The increasing cost of making high-speed chips -- a corollary to Moore's Law -- has kept pace with improvements in speed as manufacturers build larger, cleaner production facilities, said Joel Birnbaum, chief scientist for Hewlett-Packard and a panelist at the conference. "Silicon chip development will reach a wall ... silicon CMOS (complementary metal oxide semiconductor) will end."

Conventional answers to moving beyond that development wall proffered by the panel included changes in computer architecture, allowing computers to use the power of unused or slower processors linked in a network. As for computer chips in specialized devices like cell phones, microprocessors can be designed to better serve the specific function, rather than improving overall speed, panelists said.
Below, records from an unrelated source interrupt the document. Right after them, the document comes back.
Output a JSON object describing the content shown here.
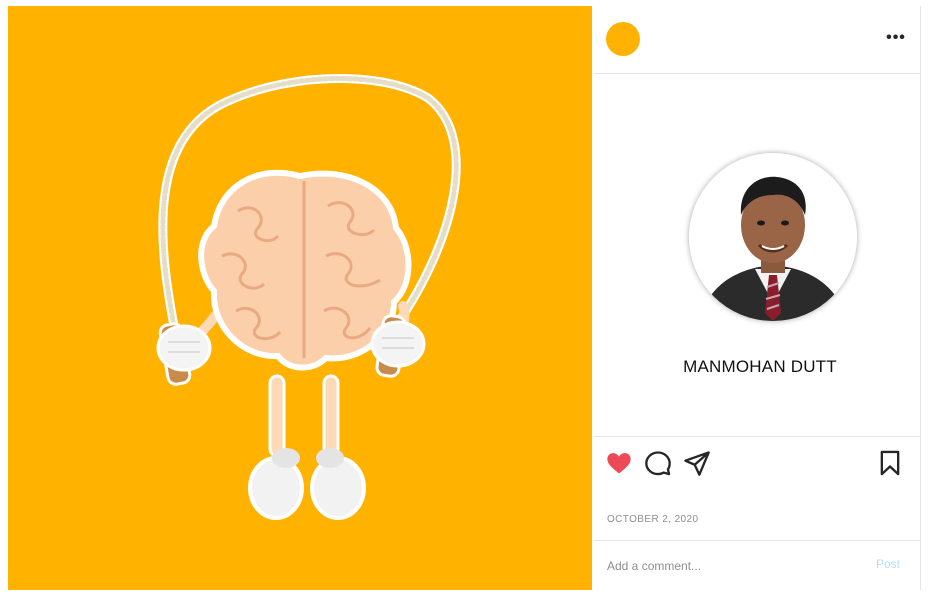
{
  "post": {
    "image_description_icon": "brain-jump-rope-illustration",
    "background_color": "#ffb300"
  },
  "header": {
    "avatar_color": "#ffb300",
    "more_icon": "more-horizontal-icon",
    "more_label": "•••"
  },
  "author": {
    "name": "MANMOHAN DUTT"
  },
  "actions": {
    "like_icon": "heart-filled-icon",
    "like_color": "#ed4956",
    "comment_icon": "comment-icon",
    "share_icon": "paper-plane-icon",
    "save_icon": "bookmark-icon"
  },
  "meta": {
    "date": "OCTOBER 2, 2020"
  },
  "comment": {
    "placeholder": "Add a comment...",
    "post_label": "Post"
  }
}
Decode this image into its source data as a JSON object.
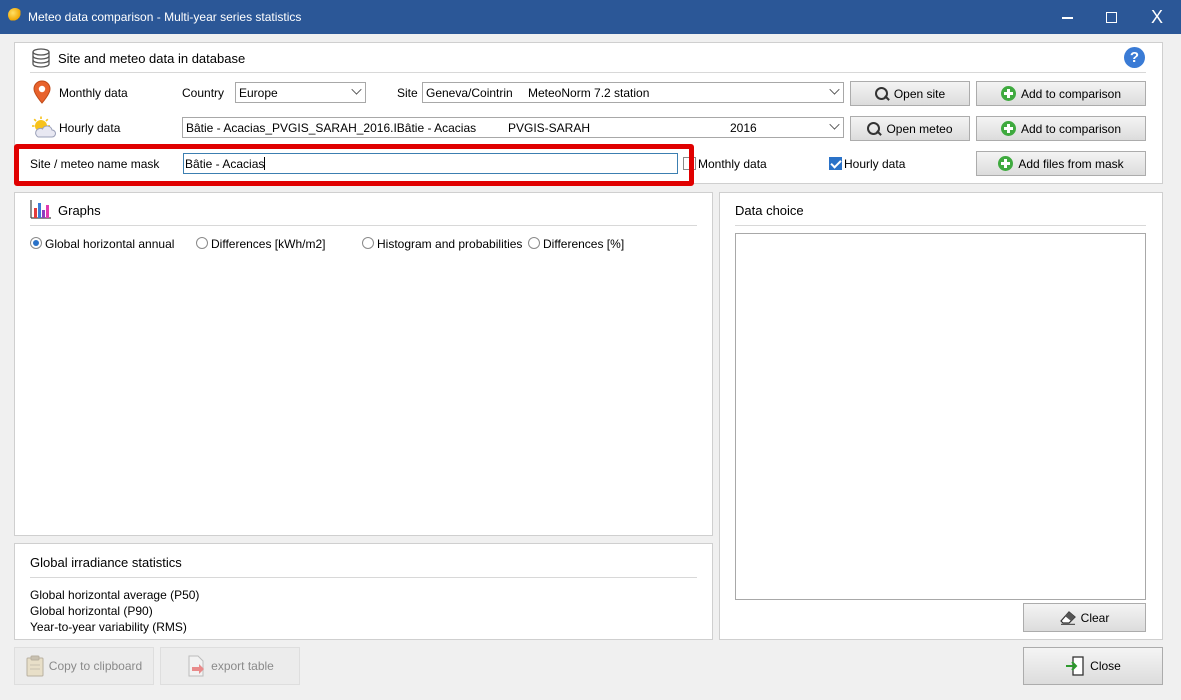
{
  "window": {
    "title": "Meteo data comparison - Multi-year series statistics",
    "minimize_glyph": "",
    "close_glyph": "X"
  },
  "site_section": {
    "header": "Site and meteo data in database",
    "monthly_label": "Monthly data",
    "country_label": "Country",
    "country_value": "Europe",
    "site_label": "Site",
    "site_value": "Geneva/Cointrin",
    "site_source": "MeteoNorm 7.2 station",
    "open_site": "Open site",
    "add_comparison_1": "Add to comparison",
    "hourly_label": "Hourly data",
    "hourly_file": "Bâtie - Acacias_PVGIS_SARAH_2016.IBâtie - Acacias",
    "hourly_source": "PVGIS-SARAH",
    "hourly_year": "2016",
    "open_meteo": "Open meteo",
    "add_comparison_2": "Add to comparison",
    "mask_label": "Site / meteo name mask",
    "mask_value": "Bâtie - Acacias",
    "monthly_check_label": "Monthly data",
    "monthly_checked": false,
    "hourly_check_label": "Hourly data",
    "hourly_checked": true,
    "add_files_mask": "Add files from mask"
  },
  "graphs": {
    "header": "Graphs",
    "options": [
      {
        "label": "Global horizontal annual",
        "selected": true
      },
      {
        "label": "Differences [kWh/m2]",
        "selected": false
      },
      {
        "label": "Histogram and probabilities",
        "selected": false
      },
      {
        "label": "Differences [%]",
        "selected": false
      }
    ]
  },
  "data_choice": {
    "header": "Data choice",
    "clear": "Clear"
  },
  "stats": {
    "header": "Global irradiance statistics",
    "rows": [
      "Global horizontal average (P50)",
      "Global horizontal (P90)",
      "Year-to-year variability (RMS)"
    ]
  },
  "footer": {
    "copy": "Copy to clipboard",
    "export": "export table",
    "close": "Close"
  },
  "colors": {
    "titlebar": "#2b5797",
    "highlight": "#e00000",
    "accent": "#2a72c8"
  }
}
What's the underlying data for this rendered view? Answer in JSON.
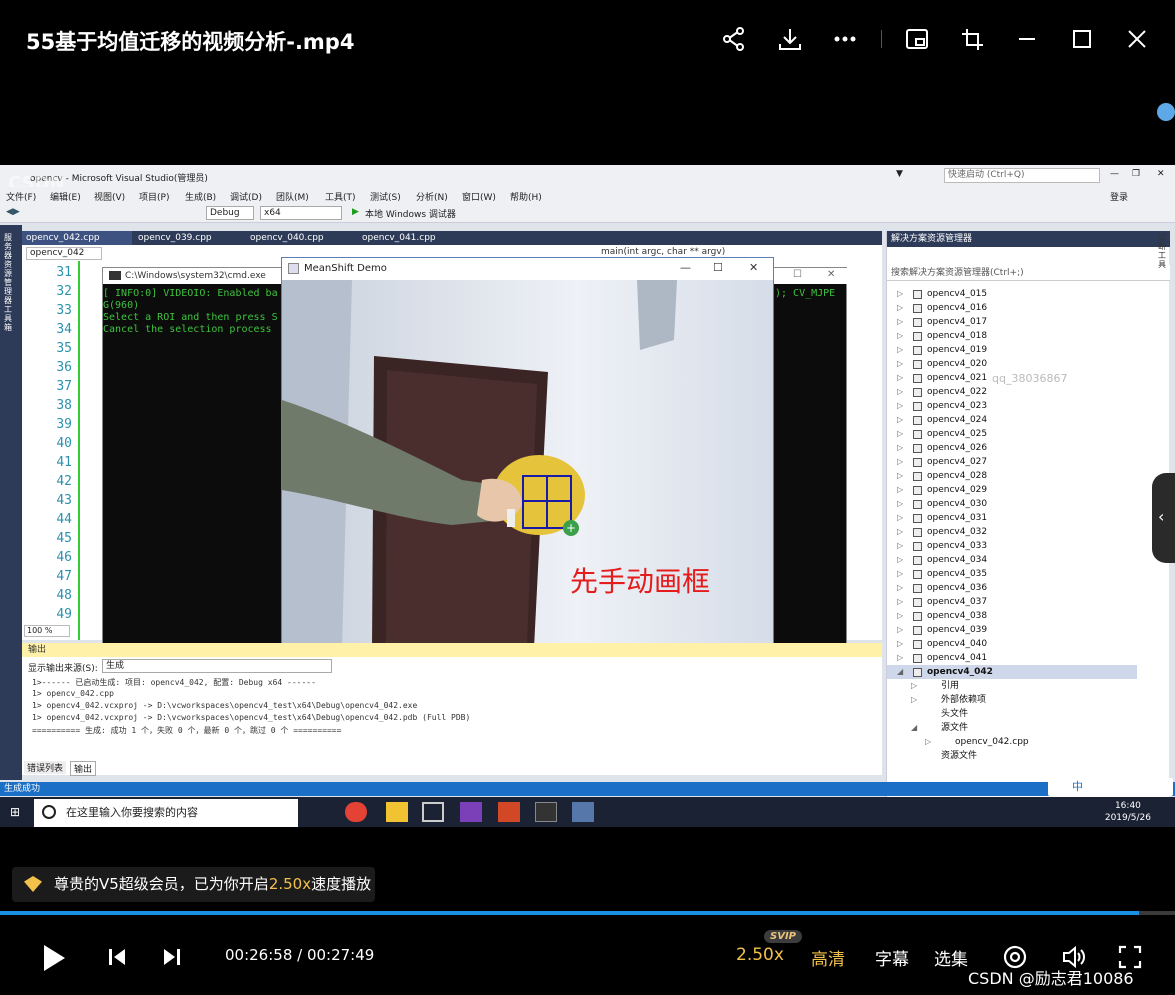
{
  "player": {
    "title": "55基于均值迁移的视频分析-.mp4",
    "vip_prefix": "尊贵的V5超级会员，已为你开启",
    "vip_speed": "2.50x",
    "vip_suffix": "速度播放",
    "time": "00:26:58 / 00:27:49",
    "progress": 0.969,
    "speed": "2.50x",
    "svip_badge": "SVIP",
    "quality": "高清",
    "subtitles": "字幕",
    "episodes": "选集",
    "watermark": "CSDN @励志君10086",
    "icons": [
      "share-icon",
      "download-icon",
      "more-icon",
      "pip-icon",
      "crop-icon",
      "minimize-icon",
      "maximize-icon",
      "close-icon",
      "play-icon",
      "prev-icon",
      "next-icon",
      "target-icon",
      "volume-icon",
      "fullscreen-icon"
    ]
  },
  "vs": {
    "title": "opencv - Microsoft Visual Studio(管理员)",
    "quick_launch": "快速启动 (Ctrl+Q)",
    "login": "登录",
    "menu": [
      "文件(F)",
      "编辑(E)",
      "视图(V)",
      "项目(P)",
      "生成(B)",
      "调试(D)",
      "团队(M)",
      "工具(T)",
      "测试(S)",
      "分析(N)",
      "窗口(W)",
      "帮助(H)"
    ],
    "config": "Debug",
    "platform": "x64",
    "run_label": "本地 Windows 调试器",
    "tabs": [
      "opencv_042.cpp",
      "opencv_039.cpp",
      "opencv_040.cpp",
      "opencv_041.cpp"
    ],
    "scope": "opencv_042",
    "func": "main(int argc, char ** argv)",
    "line_numbers": [
      "31",
      "32",
      "33",
      "34",
      "35",
      "36",
      "37",
      "38",
      "39",
      "40",
      "41",
      "42",
      "43",
      "44",
      "45",
      "46",
      "47",
      "48",
      "49"
    ],
    "zoom": "100 %",
    "cmd_title": "C:\\Windows\\system32\\cmd.exe",
    "cmd_lines": [
      "[ INFO:0] VIDEOIO: Enabled ba",
      "G(960)",
      "Select a ROI and then press S",
      "Cancel the selection process"
    ],
    "cmd_tail": "); CV_MJPE",
    "meanshift_title": "MeanShift Demo",
    "caption": "先手动画框",
    "output_title": "输出",
    "output_source_label": "显示输出来源(S):",
    "output_source": "生成",
    "output_lines": [
      "1>------ 已启动生成: 项目: opencv4_042, 配置: Debug x64 ------",
      "1>  opencv_042.cpp",
      "1>  opencv4_042.vcxproj -> D:\\vcworkspaces\\opencv4_test\\x64\\Debug\\opencv4_042.exe",
      "1>  opencv4_042.vcxproj -> D:\\vcworkspaces\\opencv4_test\\x64\\Debug\\opencv4_042.pdb (Full PDB)",
      "========== 生成: 成功 1 个，失败 0 个，最新 0 个，跳过 0 个 =========="
    ],
    "bottom_tabs": [
      "错误列表",
      "输出"
    ],
    "solution_title": "解决方案资源管理器",
    "solution_search": "搜索解决方案资源管理器(Ctrl+;)",
    "solution_items": [
      "opencv4_015",
      "opencv4_016",
      "opencv4_017",
      "opencv4_018",
      "opencv4_019",
      "opencv4_020",
      "opencv4_021",
      "opencv4_022",
      "opencv4_023",
      "opencv4_024",
      "opencv4_025",
      "opencv4_026",
      "opencv4_027",
      "opencv4_028",
      "opencv4_029",
      "opencv4_030",
      "opencv4_031",
      "opencv4_032",
      "opencv4_033",
      "opencv4_034",
      "opencv4_035",
      "opencv4_036",
      "opencv4_037",
      "opencv4_038",
      "opencv4_039",
      "opencv4_040",
      "opencv4_041",
      "opencv4_042"
    ],
    "solution_children": [
      "引用",
      "外部依赖项",
      "头文件",
      "源文件",
      "opencv_042.cpp",
      "资源文件"
    ],
    "qq_watermark": "qq_38036867",
    "status": "生成成功",
    "side_tabs": "服务器资源管理器 工具箱",
    "right_side_tab": "诊断工具"
  },
  "taskbar": {
    "search_placeholder": "在这里输入你要搜索的内容",
    "time": "16:40",
    "date": "2019/5/26",
    "ime": "中"
  },
  "overlay": {
    "csdn_logo": "CSDN"
  }
}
However, the computer industry is also betting hundreds of millions of dollars on unconventional alternatives worthy of science fiction novels. IBM will spend $300 million over the next four to five years researching molecular and quantum computers, said Donofrio.

Molecular computers, built atom-by-atom using scanning-tunneling microscope technology, could theoretically store and process hundreds of thousands of times more information than computer chips made from silicon, Donofrio said.

Quantum computers use the state of electrons as the basis for calculation, and could operate even faster. These kinds of computers "have the potential to solve incredibly difficult problems, but won't be used for general computing," he added.

Computers like this may take decades to develop, but hybrid systems combining molecular and conventional silicon designs may evolve sooner, according to HP's Birnbaum. Other more mundane problems may impede development, however.

"If there's a stone wall, it may well be lack of people to work on the problem," said Andrew Viterbi, founder of wireless communications company Qualcomm. The science involved draws experts in fields outside of traditional computer development, like physical chemists and molecular biologists. "We're clearly up against it in recruiting people," he added.